Otherwise, only a handful of Sundance titles have found buyers in the weeks since the final Park City edition has wrapped. Conversion therapy thriller “Leviticus” sold to Neon for a price tag that’s reportedly in the seven-figure range, while “Ha-Chan, Shake Your Booty!” landed at Sony Pictures Classics. Meanwhile, buzzy projects like “Wicker,” a fantasy comedy with Olivia Colman, Peter Dinklage and Alexander Skarsgard, as well as the harrowing drama “Josephine” starring Channing Tatum and Gemma Chan, have generated plenty of interest but have yet to sell.
In Variety’s review of “I Want Your Sex,” chief film critic Peter Debruge was mixed but praised Wilde’s “pure-camp performance.”
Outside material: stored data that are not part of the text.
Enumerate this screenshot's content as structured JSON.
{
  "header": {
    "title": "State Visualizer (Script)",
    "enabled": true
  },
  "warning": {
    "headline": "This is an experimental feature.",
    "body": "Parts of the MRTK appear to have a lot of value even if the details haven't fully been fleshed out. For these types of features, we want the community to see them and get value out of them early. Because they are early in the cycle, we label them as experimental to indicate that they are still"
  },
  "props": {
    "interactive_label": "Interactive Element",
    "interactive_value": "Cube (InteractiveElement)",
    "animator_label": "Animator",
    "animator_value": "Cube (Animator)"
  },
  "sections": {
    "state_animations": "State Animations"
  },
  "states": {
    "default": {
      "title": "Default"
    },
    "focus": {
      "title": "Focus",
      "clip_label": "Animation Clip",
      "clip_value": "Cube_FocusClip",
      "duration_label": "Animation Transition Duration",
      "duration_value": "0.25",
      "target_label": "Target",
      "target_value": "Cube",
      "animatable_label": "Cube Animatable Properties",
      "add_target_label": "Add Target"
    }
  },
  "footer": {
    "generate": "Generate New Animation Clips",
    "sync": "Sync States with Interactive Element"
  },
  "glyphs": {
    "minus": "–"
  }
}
“Hoffman and Wilde’s commitment makes the film feel more important than it is. It’s better to think of this either as pure, irreverent escapism or a guiltless pleasure,” Debruge wrote. “There’s no important message or perceptive social insight to be gleaned from ‘I Want Your Sex,’ beyond Araki giving the kids enthusiastic permission to test their own boundaries. Once you get past the shock, the plot falls apart. But that hardly matters, since Araki’s achieved his main goal: getting a repressed generation to loosen up about sex by pushing the boundaries between profound and profane.”